Verastem Enters Critical Trial for a New Pancreatic Cancer Weapon

BOSTON, MA – June 16, 2026 – In the relentless battle against pancreatic cancer, one of the most lethal malignancies, glimmers of progress are measured in milestones. Verastem Oncology just marked a significant one, announcing the first patient has been dosed in a pivotal Phase 2 trial for its investigational drug, VS-7375. This isn't just another clinical trial; it's a registration-directed study, a regulatory signal that this therapy could be on an accelerated path to patients who have precious few options.

The trial, TARGET-D 201, zeroes in on patients with metastatic pancreatic ductal carcinoma (mPDAC) harboring a specific genetic flaw: the KRAS G12D mutation. This move places Verastem at the sharp end of precision oncology, tackling a long-undruggable target that drives a significant portion of these deadly tumors.

A Formidable Foe Meets a Novel Mechanism

To understand the significance of this trial, one must first grasp the grim reality of its target. Pancreatic cancer carries a five-year survival rate of just 3% for metastatic disease. A key culprit behind its aggression and treatment resistance is the KRAS gene. Mutations in KRAS are found in over 90% of pancreatic cancers, and the G12D variant is the most common, present in roughly 40% of all cases. For decades, this mutation was considered "undruggable" due to the protein's smooth, almost featureless structure, which lacked clear pockets for drugs to bind.

Verastem's VS-7375 represents a new wave of attack. It is designed as a dual ON/OFF inhibitor. Most KRAS proteins cycle between an active 'ON' state and an inactive 'OFF' state. Many competing drugs are designed to bind to only one of these states. VS-7375, however, is engineered to bind to both. The strategic rationale is compelling: by blocking the protein in both its active and inactive forms, the drug could achieve a more complete and durable shutdown of the cancer-driving signals. Preclinical data suggests this dual-action approach leads to more profound and sustained tumor regression compared to single-state inhibitors.

“Dosing the first patient in the TARGET-D 201 trial marks an important milestone in the development of VS-7375 for patients with KRAS G12D-mutated metastatic pancreatic cancer, where unmet need remains high,” said Michael Kauffman, M.D., Ph.D., president of development at Verastem Oncology.

Navigating a Crowded and Competitive Field

Verastem is not alone in the hunt for a KRAS G12D inhibitor. The field is a hotbed of biotech innovation, with major players like Mirati/BMS and Revolution Medicines, as well as emerging companies, all vying to crack this lucrative and medically critical target. This competitive pressure makes Verastem's strategy and execution paramount.
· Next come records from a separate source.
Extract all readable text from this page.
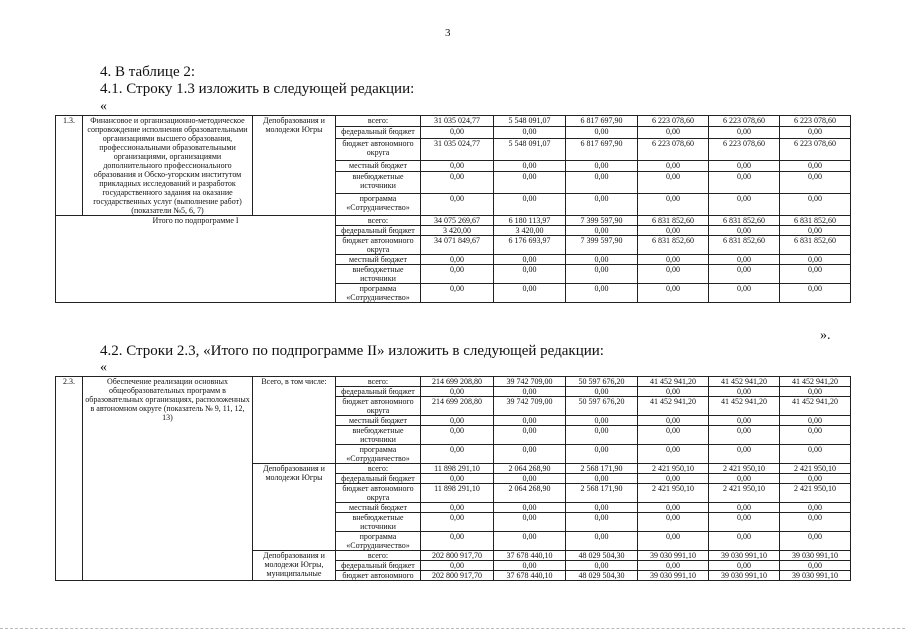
3
4. В таблице 2:
4.1. Строку 1.3 изложить в следующей редакции:
«
1.3.	Финансовое и организационно-методическое сопровождение исполнения образовательными организациями высшего образования, профессиональными образовательными организациями, организациями дополнительного профессионального образования и Обско-угорским институтом прикладных исследований и разработок государственного задания на оказание государственных услуг (выполнение работ) (показатели №5, 6, 7)	Депобразования и молодежи Югры	всего:	31 035 024,77	5 548 091,07	6 817 697,90	6 223 078,60	6 223 078,60	6 223 078,60
			федеральный бюджет	0,00	0,00	0,00	0,00	0,00	0,00
			бюджет автономного округа	31 035 024,77	5 548 091,07	6 817 697,90	6 223 078,60	6 223 078,60	6 223 078,60
			местный бюджет	0,00	0,00	0,00	0,00	0,00	0,00
			внебюджетные источники	0,00	0,00	0,00	0,00	0,00	0,00
			программа «Сотрудничество»	0,00	0,00	0,00	0,00	0,00	0,00
Итого по подпрограмме I			всего:	34 075 269,67	6 180 113,97	7 399 597,90	6 831 852,60	6 831 852,60	6 831 852,60
			федеральный бюджет	3 420,00	3 420,00	0,00	0,00	0,00	0,00
			бюджет автономного округа	34 071 849,67	6 176 693,97	7 399 597,90	6 831 852,60	6 831 852,60	6 831 852,60
			местный бюджет	0,00	0,00	0,00	0,00	0,00	0,00
			внебюджетные источники	0,00	0,00	0,00	0,00	0,00	0,00
			программа «Сотрудничество»	0,00	0,00	0,00	0,00	0,00	0,00
».
4.2. Строки 2.3, «Итого по подпрограмме II» изложить в следующей редакции:
«
2.3.	Обеспечение реализации основных общеобразовательных программ в образовательных организациях, расположенных в автономном округе (показатель № 9, 11, 12, 13)	Всего, в том числе:	всего:	214 699 208,80	39 742 709,00	50 597 676,20	41 452 941,20	41 452 941,20	41 452 941,20
			федеральный бюджет	0,00	0,00	0,00	0,00	0,00	0,00
			бюджет автономного округа	214 699 208,80	39 742 709,00	50 597 676,20	41 452 941,20	41 452 941,20	41 452 941,20
			местный бюджет	0,00	0,00	0,00	0,00	0,00	0,00
			внебюджетные источники	0,00	0,00	0,00	0,00	0,00	0,00
			программа «Сотрудничество»	0,00	0,00	0,00	0,00	0,00	0,00
		Депобразования и молодежи Югры	всего:	11 898 291,10	2 064 268,90	2 568 171,90	2 421 950,10	2 421 950,10	2 421 950,10
			федеральный бюджет	0,00	0,00	0,00	0,00	0,00	0,00
			бюджет автономного округа	11 898 291,10	2 064 268,90	2 568 171,90	2 421 950,10	2 421 950,10	2 421 950,10
			местный бюджет	0,00	0,00	0,00	0,00	0,00	0,00
			внебюджетные источники	0,00	0,00	0,00	0,00	0,00	0,00
			программа «Сотрудничество»	0,00	0,00	0,00	0,00	0,00	0,00
		Депобразования и молодежи Югры, муниципальные	всего:	202 800 917,70	37 678 440,10	48 029 504,30	39 030 991,10	39 030 991,10	39 030 991,10
			федеральный бюджет	0,00	0,00	0,00	0,00	0,00	0,00
			бюджет автономного	202 800 917,70	37 678 440,10	48 029 504,30	39 030 991,10	39 030 991,10	39 030 991,10
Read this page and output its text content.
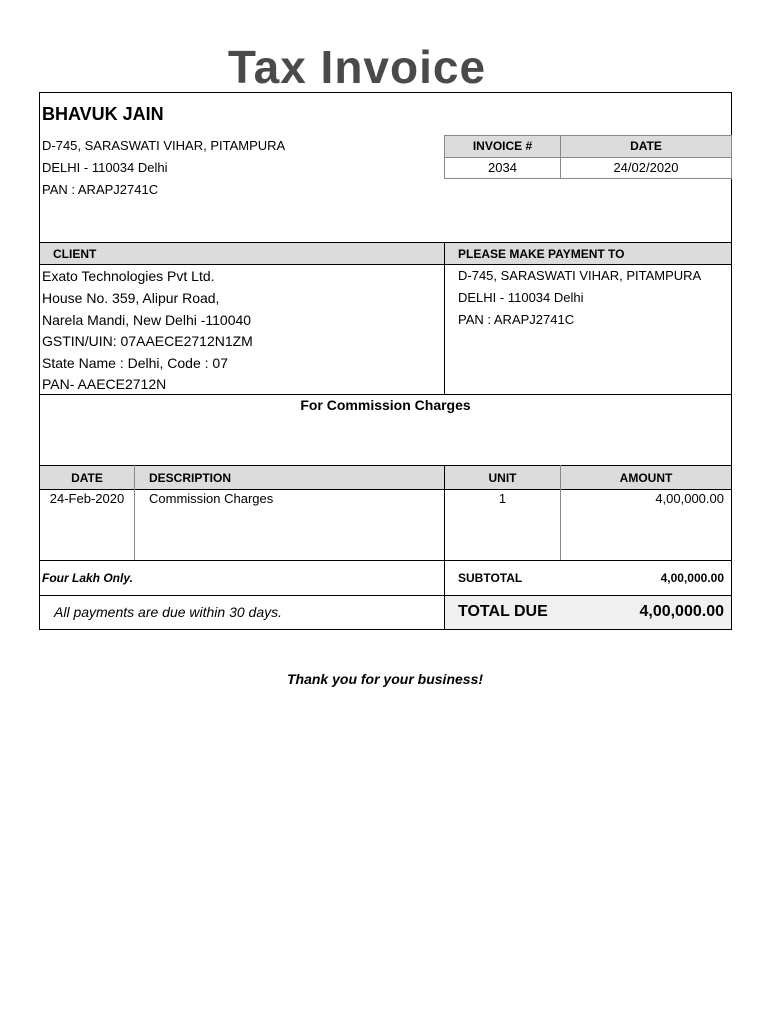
Tax Invoice
BHAVUK JAIN
D-745, SARASWATI VIHAR, PITAMPURA
DELHI - 110034 Delhi
PAN : ARAPJ2741C
INVOICE #	DATE
2034	24/02/2020
CLIENT	PLEASE MAKE PAYMENT TO
Exato Technologies Pvt Ltd.
House No. 359, Alipur Road,
Narela Mandi, New Delhi -110040
GSTIN/UIN: 07AAECE2712N1ZM
State Name : Delhi, Code : 07
PAN- AAECE2712N
D-745, SARASWATI VIHAR, PITAMPURA
DELHI - 110034 Delhi
PAN : ARAPJ2741C
For Commission Charges
DATE	DESCRIPTION	UNIT	AMOUNT
24-Feb-2020	Commission Charges	1	4,00,000.00
Four Lakh Only.	SUBTOTAL	4,00,000.00
All payments are due within 30 days.	TOTAL DUE	4,00,000.00
Thank you for your business!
The company is moving aggressively, with three registration-directed Phase 2 trials for VS-7375 running concurrently in pancreatic, non-small cell lung, and colorectal cancers. This multi-pronged approach diversifies risk and maximizes the potential market for the drug. Further bolstering its position, Verastem has secured FDA Fast Track Designation for VS-7375 in both pancreatic and lung cancer. This designation is more than a procedural perk; it validates the significant unmet need and the drug's potential to address it, enabling more frequent communication with the FDA and eligibility for accelerated approval and rolling review.

This regulatory tailwind is crucial. A 'registration-directed' trial design implies that, should the data be strongly positive, this Phase 2 study could form the primary basis for a marketing application, potentially shaving years off the traditional drug development timeline. For patients with a median survival measured in months, this acceleration is everything.

The Corporate and Clinical Strategy

Executing such an ambitious clinical program requires significant capital. Verastem appears well-positioned, with a reported cash runway into the first half of 2027, bolstered by revenue from its already-marketed drug, AVMAPKI® FAKZYNJA® CO-PACK. The company's strategic acumen is also on display in its partnership with GenFleet Therapeutics, from whom it licensed VS-7375 in January 2025. This deal provided Verastem with a promising, de-risked clinical asset without the time and expense of early-stage discovery.

The TARGET-D 201 trial itself reflects a thoughtful clinical strategy. It will evaluate VS-7375 not only as a monotherapy but also in combination with cetuximab. Furthermore, its exploration in the first-line setting represents a bold push toward a potential chemotherapy-free regimen—a paradigm shift that would be transformative for patient quality of life. As the trial progresses, the entire oncology community will be watching to see if this dual-action inhibitor can finally turn the tide against one of cancer's most challenging mutations.